Eu te amo do mesmo jeito, estou vivendo o lema: “O amor tudo suporta e respondo a ti”. E suporta mesmo, eu sei esperar e, a cada dia que passa, estou na esperança de você vir até a mim e dizer que também me ama e só quer me amar.

Temos tudo para sermos felizes, basta você deixar o seu orgulho e trilhar novamente o meu caminho, estou sofrendo, quero muito fazer deste sofrimento alegrias, chorar do teu lado, mas chorar de amor e felicidades.

Lembra, meu amor! Meu amor nasceu por você assim: - Quando você começou a trabalhar na empresa de transportes em 2002, você era cobrador, e desde a primeira vez que viajei com você eu até não simpatizei contigo, você era sério, nem ao menos me dava um sorriso.

Mas, no decorrer do tempo, comecei a perceber em mim um sentimento surpreendedor. Comecei a vê-lo com o olhar do amor, observei o quanto você é lindo, amoroso e simpático, até começou a sorrir para mim...

Todas as vezes que viajamos juntos sempre despertava um sentimento maior em ti, o que eu sentia era infinito e que tomava conta de mim. Eu estava te amando, te amando...

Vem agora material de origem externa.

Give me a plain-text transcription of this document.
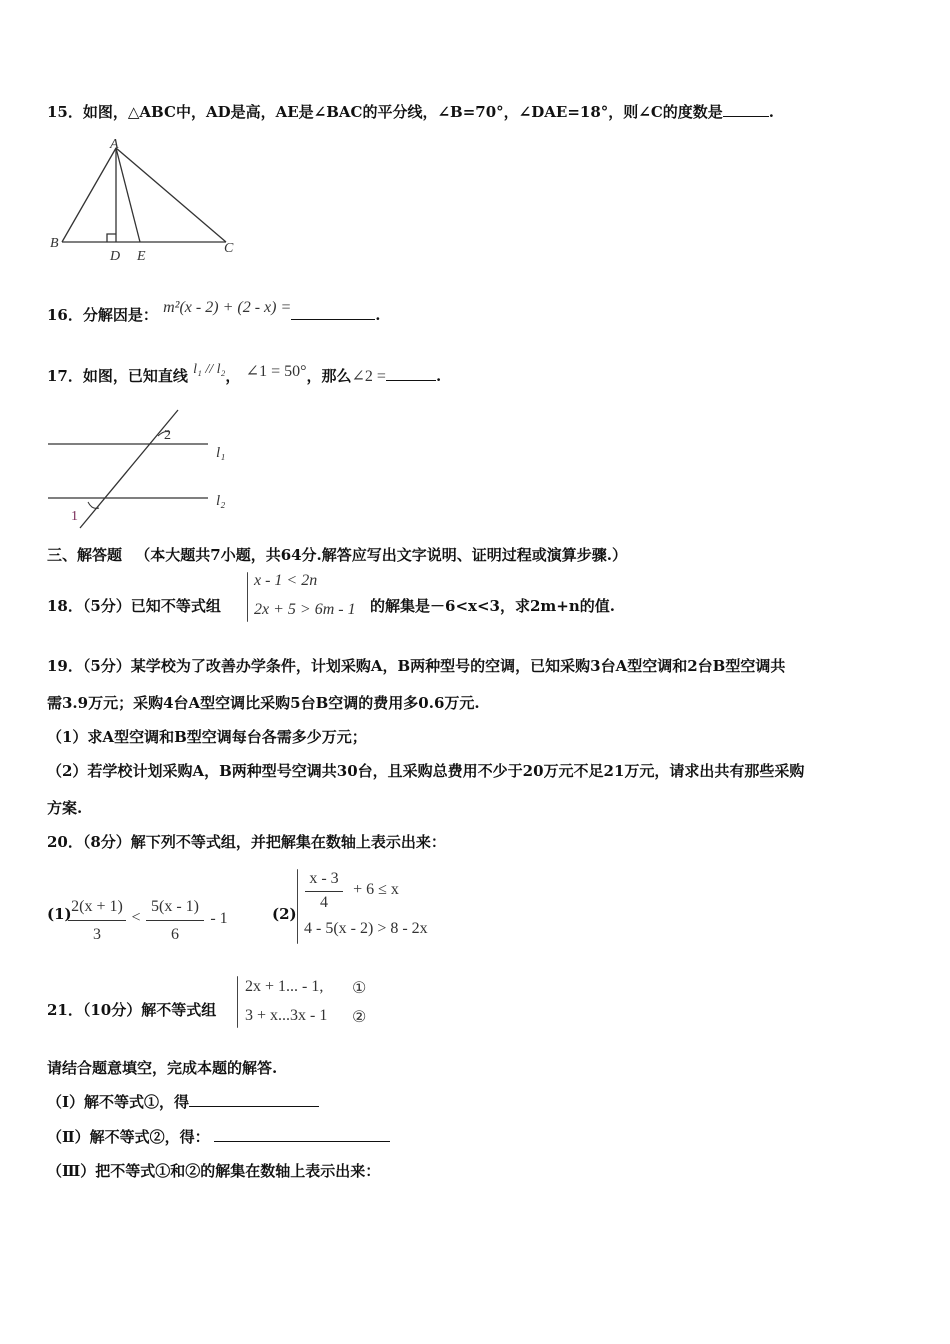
15．如图，△ABC中，AD是高，AE是∠BAC的平分线，∠B=70°，∠DAE=18°，则∠C的度数是	.
A
B	C
D E
16．分解因是： m²(x - 2) + (2 - x) =	.
17．如图，已知直线 l₁ // l₂， ∠1 = 50°，那么∠2 =	.
2
1
l₁
l₂
三、解答题 （本大题共7小题，共64分.解答应写出文字说明、证明过程或演算步骤.）
18．（5分）已知不等式组
x - 1 < 2n
2x + 5 > 6m - 1 的解集是－6<x<3，求2m+n的值.
19．（5分）某学校为了改善办学条件，计划采购A，B两种型号的空调，已知采购3台A型空调和2台B型空调共
需3.9万元；采购4台A型空调比采购5台B空调的费用多0.6万元.
（1）求A型空调和B型空调每台各需多少万元；
（2）若学校计划采购A，B两种型号空调共30台，且采购总费用不少于20万元不足21万元，请求出共有那些采购
方案.
20．（8分）解下列不等式组，并把解集在数轴上表示出来：
(1) 2(x + 1)
3
<
5(x - 1)
6
- 1	(2)
x - 3
4
+ 6 ≤ x
4 - 5(x - 2) > 8 - 2x
21．（10分）解不等式组
2x + 1... - 1, ①
3 + x...3x - 1 ②
请结合题意填空，完成本题的解答.
（I）解不等式①，得
（Ⅱ）解不等式②，得：
（Ⅲ）把不等式①和②的解集在数轴上表示出来：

Um certo dia, nós conversávamos, eu estava para descer em meu ponto de desembarque e você pediu meu telefone, nos falamos umas vezes, eu até inchava de tantas alegrias quando conversávamos por telefone, e você sempre me dava esperanças.

E o inesperado dia chegou. No dia 12 de julho de 2006, você telefonou contando-me que iria fazer um exame, que também era sua folga e queria vê-lo. e que você se deslocaria de sua cidade para ser internado na minha cidade de Bauru e então... Naquela quarta-feira tudo era lindo para mim, fiquei feliz, chorei de alegrias... E à noite, por volta das 20h, nos encontramos, falamos de tudo um pouco, até que o silêncio interrompeu nossas conversas, você me abraçou e beijou-me sem censura, senti-me uma mulher realizada, feliz, mas meu projeto encantado de repente foi destruído.

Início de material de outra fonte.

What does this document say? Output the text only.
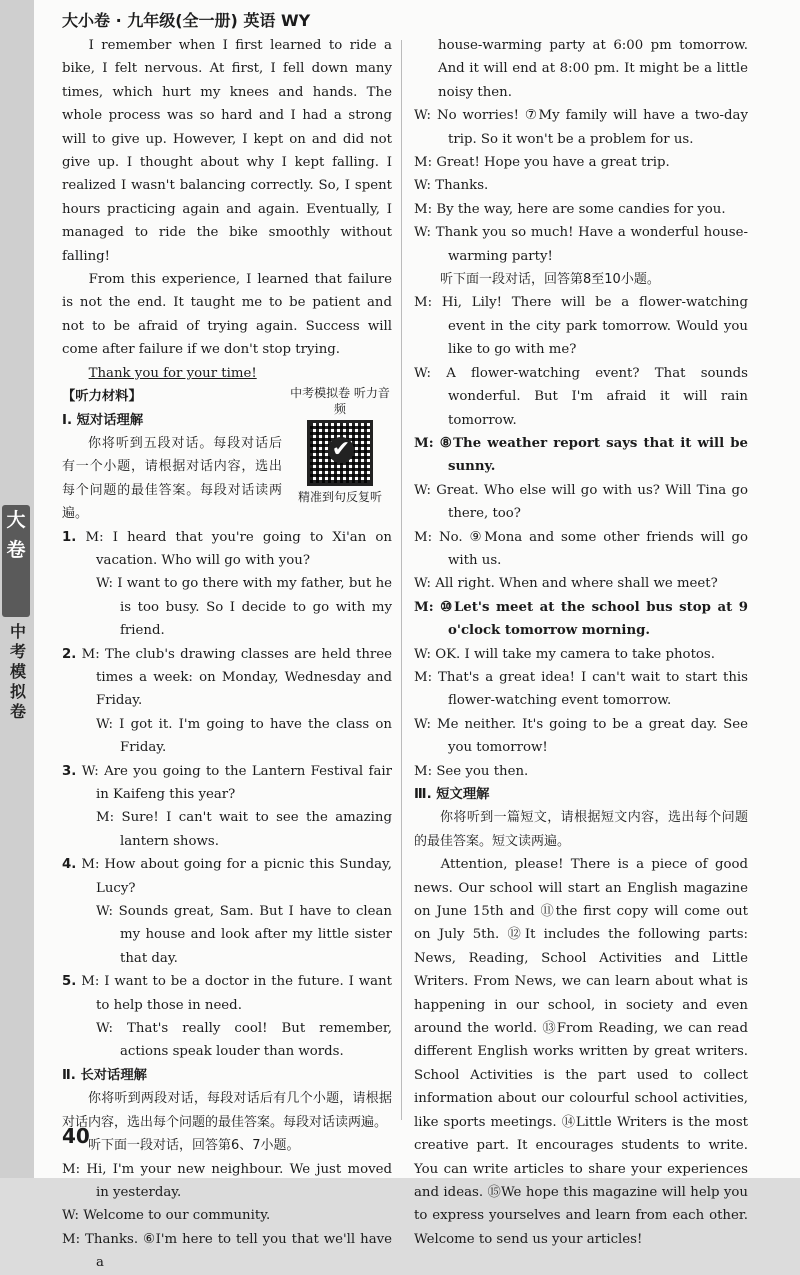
大
卷
中
考
模
拟
卷
大小卷 · 九年级(全一册) 英语 WY

I remember when I first learned to ride a bike, I felt nervous. At first, I fell down many times, which hurt my knees and hands. The whole process was so hard and I had a strong will to give up. However, I kept on and did not give up. I thought about why I kept falling. I realized I wasn't balancing correctly. So, I spent hours practicing again and again. Eventually, I managed to ride the bike smoothly without falling!

From this experience, I learned that failure is not the end. It taught me to be patient and not to be afraid of trying again. Success will come after failure if we don't stop trying.

Thank you for your time!

中考模拟卷 听力音频
✔
精准到句反复听

【听力材料】

Ⅰ. 短对话理解

你将听到五段对话。每段对话后有一个小题，请根据对话内容，选出每个问题的最佳答案。每段对话读两遍。

1. M: I heard that you're going to Xi'an on vacation. Who will go with you?

W: I want to go there with my father, but he is too busy. So I decide to go with my friend.

2. M: The club's drawing classes are held three times a week: on Monday, Wednesday and Friday.

W: I got it. I'm going to have the class on Friday.

3. W: Are you going to the Lantern Festival fair in Kaifeng this year?

M: Sure! I can't wait to see the amazing lantern shows.

4. M: How about going for a picnic this Sunday, Lucy?

W: Sounds great, Sam. But I have to clean my house and look after my little sister that day.

5. M: I want to be a doctor in the future. I want to help those in need.

W: That's really cool! But remember, actions speak louder than words.

Ⅱ. 长对话理解

你将听到两段对话，每段对话后有几个小题，请根据对话内容，选出每个问题的最佳答案。每段对话读两遍。

听下面一段对话，回答第6、7小题。

M: Hi, I'm your new neighbour. We just moved in yesterday.

W: Welcome to our community.

M: Thanks. ⑥I'm here to tell you that we'll have a

house-warming party at 6:00 pm tomorrow. And it will end at 8:00 pm. It might be a little noisy then.

W: No worries! ⑦My family will have a two-day trip. So it won't be a problem for us.

M: Great! Hope you have a great trip.

W: Thanks.

M: By the way, here are some candies for you.

W: Thank you so much! Have a wonderful house-warming party!

听下面一段对话，回答第8至10小题。

M: Hi, Lily! There will be a flower-watching event in the city park tomorrow. Would you like to go with me?

W: A flower-watching event? That sounds wonderful. But I'm afraid it will rain tomorrow.

M: ⑧The weather report says that it will be sunny.

W: Great. Who else will go with us? Will Tina go there, too?

M: No. ⑨Mona and some other friends will go with us.

W: All right. When and where shall we meet?

M: ⑩Let's meet at the school bus stop at 9 o'clock tomorrow morning.

W: OK. I will take my camera to take photos.

M: That's a great idea! I can't wait to start this flower-watching event tomorrow.

W: Me neither. It's going to be a great day. See you tomorrow!

M: See you then.

Ⅲ. 短文理解

你将听到一篇短文，请根据短文内容，选出每个问题的最佳答案。短文读两遍。

Attention, please! There is a piece of good news. Our school will start an English magazine on June 15th and ⑪the first copy will come out on July 5th. ⑫It includes the following parts: News, Reading, School Activities and Little Writers. From News, we can learn about what is happening in our school, in society and even around the world. ⑬From Reading, we can read different English works written by great writers. School Activities is the part used to collect information about our colourful school activities, like sports meetings. ⑭Little Writers is the most creative part. It encourages students to write. You can write articles to share your experiences and ideas. ⑮We hope this magazine will help you to express yourselves and learn from each other. Welcome to send us your articles!

40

Você prometeu telefonar e já se passaram cinco meses, você desapareceu, sem me dizer adeus, minha felicidade contigo durou pouco. Todos os dias eu olho no visor do meu celular, até virou mania, um vício, todo instante estou na intenção de receber uma chamada sua, pelo menos uma. Por favor, deixa eu te fazer feliz, sou suficiente para te amar, que doar a ti tudo o que é meu, minha vida, meu coração, basta você me procurar. Só para ressaltar deixo esse poema como despedida.

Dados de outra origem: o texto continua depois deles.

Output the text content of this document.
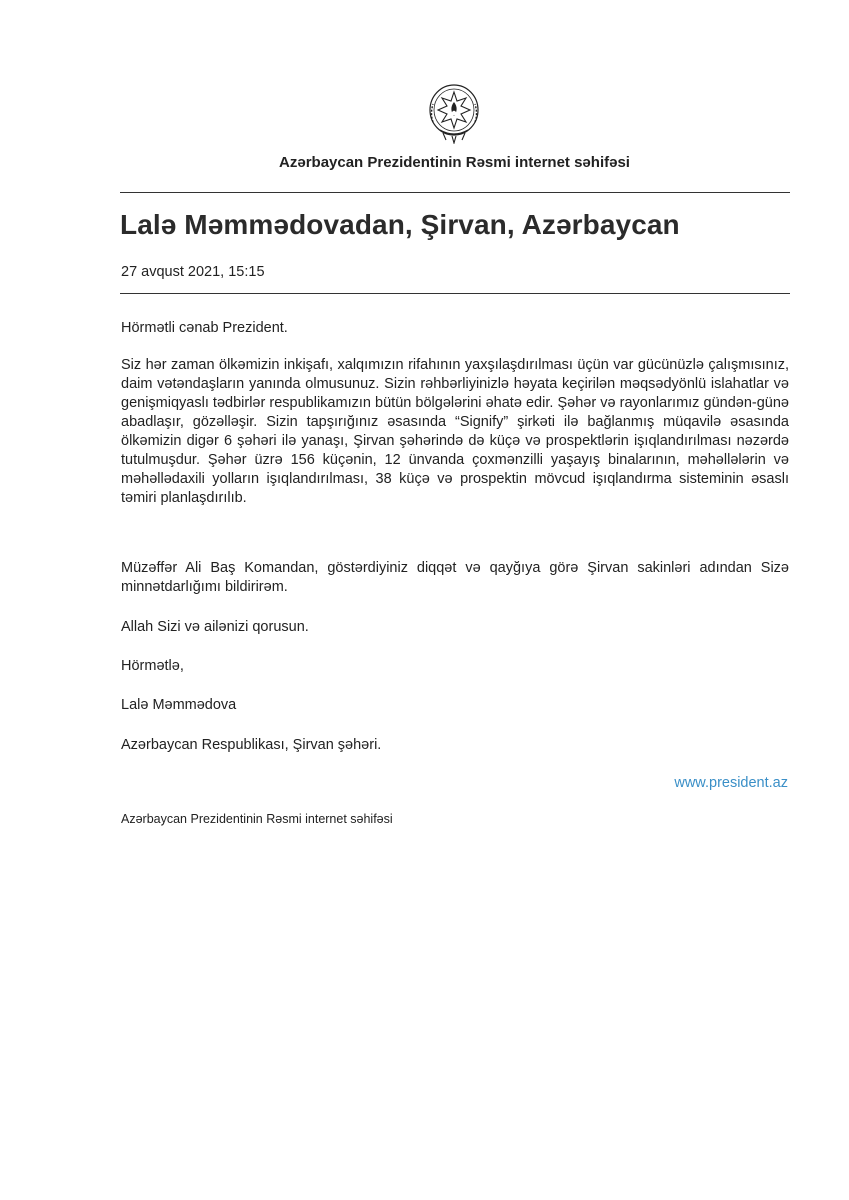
Azərbaycan Prezidentinin Rəsmi internet səhifəsi
Lalə Məmmədovadan, Şirvan, Azərbaycan
27 avqust 2021, 15:15
Hörmətli cənab Prezident.
Siz hər zaman ölkəmizin inkişafı, xalqımızın rifahının yaxşılaşdırılması üçün var gücünüzlə çalışmısınız, daim vətəndaşların yanında olmusunuz. Sizin rəhbərliyinizlə həyata keçirilən məqsədyönlü islahatlar və genişmiqyaslı tədbirlər respublikamızın bütün bölgələrini əhatə edir. Şəhər və rayonlarımız gündən-günə abadlaşır, gözəlləşir. Sizin tapşırığınız əsasında “Signify” şirkəti ilə bağlanmış müqavilə əsasında ölkəmizin digər 6 şəhəri ilə yanaşı, Şirvan şəhərində də küçə və prospektlərin işıqlandırılması nəzərdə tutulmuşdur. Şəhər üzrə 156 küçənin, 12 ünvanda çoxmənzilli yaşayış binalarının, məhəllələrin və məhəllədaxili yolların işıqlandırılması, 38 küçə və prospektin mövcud işıqlandırma sisteminin əsaslı təmiri planlaşdırılıb.
Müzəffər Ali Baş Komandan, göstərdiyiniz diqqət və qayğıya görə Şirvan sakinləri adından Sizə minnətdarlığımı bildirirəm.
Allah Sizi və ailənizi qorusun.
Hörmətlə,
Lalə Məmmədova
Azərbaycan Respublikası, Şirvan şəhəri.
www.president.az
Azərbaycan Prezidentinin Rəsmi internet səhifəsi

Hoje ao despertar, quando abri a janela do meu quarto, sem querer, sem sentir, eu comecei a pensar em você. Meus olhos perdidos no horizonte, onde o sol nascia, abraçando a natureza, lágrimas de sofrimento escorreram em minha face. Estava tudo parado como se a terra e o horizonte quisessem ouvir a melodia triste, do meu amor impossível, talvez essa seja a última vez que choro por você.

Acabei compreendendo que tudo isso é ridículo, que o meu sofrimento não significa nada para você, que eu sou uma entre tantas que por amor ferido chora por você. Mas não me importo, não me envergonho dos meus sentimentos, mesmo sabendo que não existe futuro para eles.

O verdadeiro amor tudo suporta, resignadamente. Eu sei que o meu amor por você nasceu de um sonho meu, jamais deixará de ser um sonho...

Perdoe-me por gostar tanto de você. Perdoe-me por estas palavras amargas.

Seja feliz ao lado de quem o mereça e jamais se deixe dominar por um sentimento de piedade, na vida você e eu jamais seremos... nós!?

Ademirzinho, mil beijos na tua boca, se eu ainda merecer.